NY Today News obtained a copy of The Last Politician, which will be published next week.
On Tuesday, a lengthy excerpt in the Atlantic, Foer’s employer, dealt with the withdrawal from Afghanistan in late summer 2021, the time of Zelenskiy’s first White House visit.
As in other sections of the book, Foer does not use direct quotes or cite sources when reporting the Biden-Zelenskiy meeting on 1 September. But his publisher, Penguin Random House, says the book is based on “unparalleled access to the tight inner circle of advisers who have surrounded Biden for decades”.
Elected in 2019 and under constant pressure from Russia, Zelenskiy had long sought a White House meeting. Donald Trump rebuffed him, because he refused to help dig up dirt on rivals including Biden – efforts which led to Trump’s first impeachment.
Foer claims Zelenskiy nursed “lingering resentments from the episode” and “at least subconsciously … seemed to blame” Biden, Trump’s successor in the Oval Office, “for the humiliation he suffered, for the political awkwardness he endured”.
The author also says Zelenskiy regarded Biden as weak, particularly over his decision earlier in 2021 to waive sanctions against a Russian company building Nord Stream 2, a gas pipeline to Germany, a move Zelenskiy saw as undermining Ukrainian economic and security interests.
Biden granted Zelenskiy a meeting but “didn’t think much” of him, Foer reports, particularly over friendly relations the Ukrainian president had struck up with the hard-right Republican Texas senator Ted Cruz, over the Nord Stream decision.
In protest, Cruz blocked confirmation of state department nominees.
“Whether he understood this or not,” Foer writes, “Zelenskiy was complicit with this stunt.
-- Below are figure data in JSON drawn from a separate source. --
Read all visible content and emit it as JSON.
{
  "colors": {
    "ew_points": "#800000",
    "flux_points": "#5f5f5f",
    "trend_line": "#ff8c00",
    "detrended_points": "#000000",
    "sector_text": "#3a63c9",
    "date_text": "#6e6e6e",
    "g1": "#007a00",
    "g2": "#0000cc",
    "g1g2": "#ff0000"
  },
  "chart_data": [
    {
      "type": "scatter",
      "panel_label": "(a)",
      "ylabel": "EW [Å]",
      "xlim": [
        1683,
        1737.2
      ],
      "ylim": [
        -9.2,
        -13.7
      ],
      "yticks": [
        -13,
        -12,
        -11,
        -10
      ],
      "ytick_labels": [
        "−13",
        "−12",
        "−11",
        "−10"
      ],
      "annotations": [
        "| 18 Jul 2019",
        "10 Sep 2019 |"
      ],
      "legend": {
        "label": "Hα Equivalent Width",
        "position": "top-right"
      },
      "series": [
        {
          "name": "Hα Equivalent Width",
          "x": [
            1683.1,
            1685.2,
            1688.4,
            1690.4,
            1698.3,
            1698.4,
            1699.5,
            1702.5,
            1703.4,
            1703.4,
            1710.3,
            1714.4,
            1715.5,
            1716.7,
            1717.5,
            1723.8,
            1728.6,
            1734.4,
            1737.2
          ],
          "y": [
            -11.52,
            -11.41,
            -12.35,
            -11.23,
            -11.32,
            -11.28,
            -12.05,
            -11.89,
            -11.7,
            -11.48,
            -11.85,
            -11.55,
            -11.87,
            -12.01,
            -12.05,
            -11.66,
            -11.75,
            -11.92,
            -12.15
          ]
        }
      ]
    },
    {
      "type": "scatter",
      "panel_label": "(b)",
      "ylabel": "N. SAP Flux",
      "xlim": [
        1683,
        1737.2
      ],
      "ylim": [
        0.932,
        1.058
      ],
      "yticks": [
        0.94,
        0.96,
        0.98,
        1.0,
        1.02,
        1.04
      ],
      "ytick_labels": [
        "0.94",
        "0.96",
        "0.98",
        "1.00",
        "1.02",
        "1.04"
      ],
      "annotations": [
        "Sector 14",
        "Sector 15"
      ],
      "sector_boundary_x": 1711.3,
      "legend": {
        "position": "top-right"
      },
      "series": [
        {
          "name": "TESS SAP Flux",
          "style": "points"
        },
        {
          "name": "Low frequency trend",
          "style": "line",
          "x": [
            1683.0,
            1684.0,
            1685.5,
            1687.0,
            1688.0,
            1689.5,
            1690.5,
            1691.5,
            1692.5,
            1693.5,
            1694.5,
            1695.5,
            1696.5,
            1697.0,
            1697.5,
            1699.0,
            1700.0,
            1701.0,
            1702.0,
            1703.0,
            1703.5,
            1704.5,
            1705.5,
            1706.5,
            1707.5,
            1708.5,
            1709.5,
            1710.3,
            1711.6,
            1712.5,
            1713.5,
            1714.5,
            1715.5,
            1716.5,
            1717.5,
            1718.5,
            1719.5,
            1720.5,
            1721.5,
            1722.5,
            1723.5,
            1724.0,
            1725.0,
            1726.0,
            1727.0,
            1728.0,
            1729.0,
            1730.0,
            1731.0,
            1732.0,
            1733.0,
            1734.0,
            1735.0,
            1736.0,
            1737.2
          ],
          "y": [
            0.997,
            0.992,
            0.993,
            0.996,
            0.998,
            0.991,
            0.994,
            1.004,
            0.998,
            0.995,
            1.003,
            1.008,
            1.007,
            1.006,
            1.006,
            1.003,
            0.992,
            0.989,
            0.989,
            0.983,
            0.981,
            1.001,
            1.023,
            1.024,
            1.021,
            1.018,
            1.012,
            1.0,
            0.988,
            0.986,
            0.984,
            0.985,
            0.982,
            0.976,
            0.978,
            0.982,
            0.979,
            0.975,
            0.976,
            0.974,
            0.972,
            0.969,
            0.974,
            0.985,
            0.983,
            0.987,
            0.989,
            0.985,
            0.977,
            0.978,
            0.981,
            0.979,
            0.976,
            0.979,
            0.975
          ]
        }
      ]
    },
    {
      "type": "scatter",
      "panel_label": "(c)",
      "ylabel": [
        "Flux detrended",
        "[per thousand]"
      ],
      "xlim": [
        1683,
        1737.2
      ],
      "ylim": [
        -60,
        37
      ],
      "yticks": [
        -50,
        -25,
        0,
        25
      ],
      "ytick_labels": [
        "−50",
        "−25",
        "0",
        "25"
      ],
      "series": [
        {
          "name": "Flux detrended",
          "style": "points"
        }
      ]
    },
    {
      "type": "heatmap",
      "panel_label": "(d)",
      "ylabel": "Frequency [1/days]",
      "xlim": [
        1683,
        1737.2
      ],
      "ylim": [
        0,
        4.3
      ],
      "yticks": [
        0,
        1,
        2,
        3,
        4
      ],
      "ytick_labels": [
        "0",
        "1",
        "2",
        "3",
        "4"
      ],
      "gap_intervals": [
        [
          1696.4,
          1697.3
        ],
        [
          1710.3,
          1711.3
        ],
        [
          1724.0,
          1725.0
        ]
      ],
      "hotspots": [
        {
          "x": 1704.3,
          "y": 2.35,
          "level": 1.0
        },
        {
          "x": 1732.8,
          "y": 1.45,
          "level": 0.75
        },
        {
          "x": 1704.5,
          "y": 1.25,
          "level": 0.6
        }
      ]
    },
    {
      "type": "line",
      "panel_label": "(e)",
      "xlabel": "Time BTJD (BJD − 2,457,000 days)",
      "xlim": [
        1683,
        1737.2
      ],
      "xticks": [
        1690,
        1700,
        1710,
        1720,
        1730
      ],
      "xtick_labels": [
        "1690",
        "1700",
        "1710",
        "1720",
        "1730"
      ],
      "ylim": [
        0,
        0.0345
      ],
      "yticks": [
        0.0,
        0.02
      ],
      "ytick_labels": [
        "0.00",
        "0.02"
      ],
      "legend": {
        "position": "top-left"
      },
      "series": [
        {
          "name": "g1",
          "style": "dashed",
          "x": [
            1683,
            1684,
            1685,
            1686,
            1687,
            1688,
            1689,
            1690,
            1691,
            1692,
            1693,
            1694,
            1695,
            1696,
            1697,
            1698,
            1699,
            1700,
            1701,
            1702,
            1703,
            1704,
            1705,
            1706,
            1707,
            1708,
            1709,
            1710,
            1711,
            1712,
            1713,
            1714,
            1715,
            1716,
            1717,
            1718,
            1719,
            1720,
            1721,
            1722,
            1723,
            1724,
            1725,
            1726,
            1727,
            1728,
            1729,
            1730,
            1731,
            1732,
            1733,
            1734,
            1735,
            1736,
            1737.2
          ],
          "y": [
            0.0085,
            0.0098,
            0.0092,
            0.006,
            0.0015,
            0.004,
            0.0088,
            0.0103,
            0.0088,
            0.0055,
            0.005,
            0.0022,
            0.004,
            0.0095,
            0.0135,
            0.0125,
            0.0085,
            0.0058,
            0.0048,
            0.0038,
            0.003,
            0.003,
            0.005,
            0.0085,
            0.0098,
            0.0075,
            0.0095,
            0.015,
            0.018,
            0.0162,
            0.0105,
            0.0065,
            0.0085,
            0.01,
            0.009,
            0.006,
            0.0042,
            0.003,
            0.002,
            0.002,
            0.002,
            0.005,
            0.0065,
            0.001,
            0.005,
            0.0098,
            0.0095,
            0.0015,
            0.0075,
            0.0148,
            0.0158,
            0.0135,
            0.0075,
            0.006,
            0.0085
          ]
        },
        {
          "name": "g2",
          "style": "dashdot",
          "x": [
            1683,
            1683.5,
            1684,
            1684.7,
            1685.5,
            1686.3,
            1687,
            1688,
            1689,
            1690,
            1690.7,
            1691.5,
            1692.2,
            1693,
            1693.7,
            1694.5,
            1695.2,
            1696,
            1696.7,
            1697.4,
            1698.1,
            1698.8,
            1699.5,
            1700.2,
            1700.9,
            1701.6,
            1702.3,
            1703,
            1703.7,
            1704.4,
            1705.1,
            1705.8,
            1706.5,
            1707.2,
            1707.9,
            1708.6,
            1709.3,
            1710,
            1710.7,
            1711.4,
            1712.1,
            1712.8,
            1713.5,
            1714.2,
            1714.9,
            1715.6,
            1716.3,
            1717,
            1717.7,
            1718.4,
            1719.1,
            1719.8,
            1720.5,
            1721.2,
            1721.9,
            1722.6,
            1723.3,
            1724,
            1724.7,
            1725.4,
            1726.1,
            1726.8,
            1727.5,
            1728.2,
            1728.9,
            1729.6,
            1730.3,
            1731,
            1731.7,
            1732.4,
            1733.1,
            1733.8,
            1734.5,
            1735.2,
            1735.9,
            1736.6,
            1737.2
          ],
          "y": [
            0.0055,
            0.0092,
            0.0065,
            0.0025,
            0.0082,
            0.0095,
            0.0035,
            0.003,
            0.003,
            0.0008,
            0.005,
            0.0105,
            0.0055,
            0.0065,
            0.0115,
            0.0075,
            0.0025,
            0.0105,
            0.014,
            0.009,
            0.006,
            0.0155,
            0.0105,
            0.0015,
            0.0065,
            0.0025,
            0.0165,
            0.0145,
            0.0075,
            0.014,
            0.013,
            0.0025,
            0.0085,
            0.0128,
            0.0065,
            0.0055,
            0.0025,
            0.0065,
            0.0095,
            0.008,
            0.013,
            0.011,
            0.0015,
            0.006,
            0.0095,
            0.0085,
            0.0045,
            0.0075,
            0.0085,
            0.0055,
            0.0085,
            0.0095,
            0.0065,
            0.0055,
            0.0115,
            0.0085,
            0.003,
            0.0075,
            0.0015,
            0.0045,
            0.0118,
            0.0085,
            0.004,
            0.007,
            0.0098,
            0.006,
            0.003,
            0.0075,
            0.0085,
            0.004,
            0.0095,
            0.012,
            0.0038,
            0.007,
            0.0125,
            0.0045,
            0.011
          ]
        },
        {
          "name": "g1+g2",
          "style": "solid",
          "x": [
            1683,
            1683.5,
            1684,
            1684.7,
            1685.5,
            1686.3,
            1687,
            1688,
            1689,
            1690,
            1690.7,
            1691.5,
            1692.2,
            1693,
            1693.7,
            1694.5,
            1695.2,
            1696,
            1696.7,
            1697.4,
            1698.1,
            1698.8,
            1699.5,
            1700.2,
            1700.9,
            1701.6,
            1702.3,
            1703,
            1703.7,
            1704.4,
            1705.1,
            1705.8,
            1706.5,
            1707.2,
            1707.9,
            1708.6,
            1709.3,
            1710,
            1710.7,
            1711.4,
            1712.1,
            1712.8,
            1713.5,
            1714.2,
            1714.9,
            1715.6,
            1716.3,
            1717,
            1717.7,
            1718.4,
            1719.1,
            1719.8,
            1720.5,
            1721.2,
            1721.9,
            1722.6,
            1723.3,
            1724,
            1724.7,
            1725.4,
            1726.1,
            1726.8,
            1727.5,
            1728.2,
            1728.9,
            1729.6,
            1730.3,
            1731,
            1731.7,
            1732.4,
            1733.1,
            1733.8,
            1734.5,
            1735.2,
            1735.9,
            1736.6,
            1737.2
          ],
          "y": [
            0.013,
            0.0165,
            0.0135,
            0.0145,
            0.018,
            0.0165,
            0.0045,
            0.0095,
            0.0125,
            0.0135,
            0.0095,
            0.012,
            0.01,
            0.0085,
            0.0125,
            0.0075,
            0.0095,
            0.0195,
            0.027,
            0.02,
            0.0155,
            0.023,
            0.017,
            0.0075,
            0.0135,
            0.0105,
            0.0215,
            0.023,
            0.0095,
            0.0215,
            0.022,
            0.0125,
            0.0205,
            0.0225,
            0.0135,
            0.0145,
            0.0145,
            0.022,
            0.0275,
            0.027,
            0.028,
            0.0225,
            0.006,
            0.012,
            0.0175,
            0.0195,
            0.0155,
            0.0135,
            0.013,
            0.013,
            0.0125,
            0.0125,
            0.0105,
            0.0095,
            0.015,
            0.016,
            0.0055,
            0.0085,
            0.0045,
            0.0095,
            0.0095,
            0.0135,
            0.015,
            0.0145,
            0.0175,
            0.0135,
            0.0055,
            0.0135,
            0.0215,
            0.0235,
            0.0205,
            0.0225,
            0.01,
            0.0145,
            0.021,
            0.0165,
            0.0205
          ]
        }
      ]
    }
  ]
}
It reeked of what the administration considered amateurism. To be fair, Biden didn’t think much of his Ukrainian counterpart, either.”
Noting the role Biden played in US-Ukrainian relations under Barack Obama – which prompted Trump’s interest in Zelenskiy – Foer says the former vice-president had thus been “deeply involved in Ukrainian politics longer than Zelenskiy”.
Referring to Zelenskiy’s career before entering politics, Foer writes that he was a “slapstick comedian, when it was backslapping pols who tended to command Biden’s instant respect, since he could see himself in them”.
The official transcript of Biden and Zelenskiy’s remarks to reporters before their 1 September Oval Office meeting shows declarations of mutual respect and policy aims. But according to Foer, once the meeting began properly, Zelenskiy “seemed oblivious to Biden’s doubts” and “almost wilfully unaware of Biden’s moral code”.
Biden expected expressions of gratitude for US support, Foer writes. Zelenskiy “crammed his conversations with a long list of demands”. Chief among them: “He needed to join Nato.”
Biden was then 78 years old. Zelenskiy was 43. The older man “tried to pass along some wisdom that might temper the younger man’s zeal”, Foer says, including by noting that sufficient support did not then exist for Ukraine to join Nato.
Russia had been stoking fighting in Ukraine since 2014 and was widely thought to be preparing a full-scale invasion.
Foer writes: “Zelenskiy’s frustration occluded his capacity for logic. After begging to join Nato, he began to lecture that the organisation is, in fact, a historic relic, with waning significance. He told Biden that France and Germany were going to exit Nato.
“It was an absurd analysis – and a blatant contradiction. And it pissed Biden off.”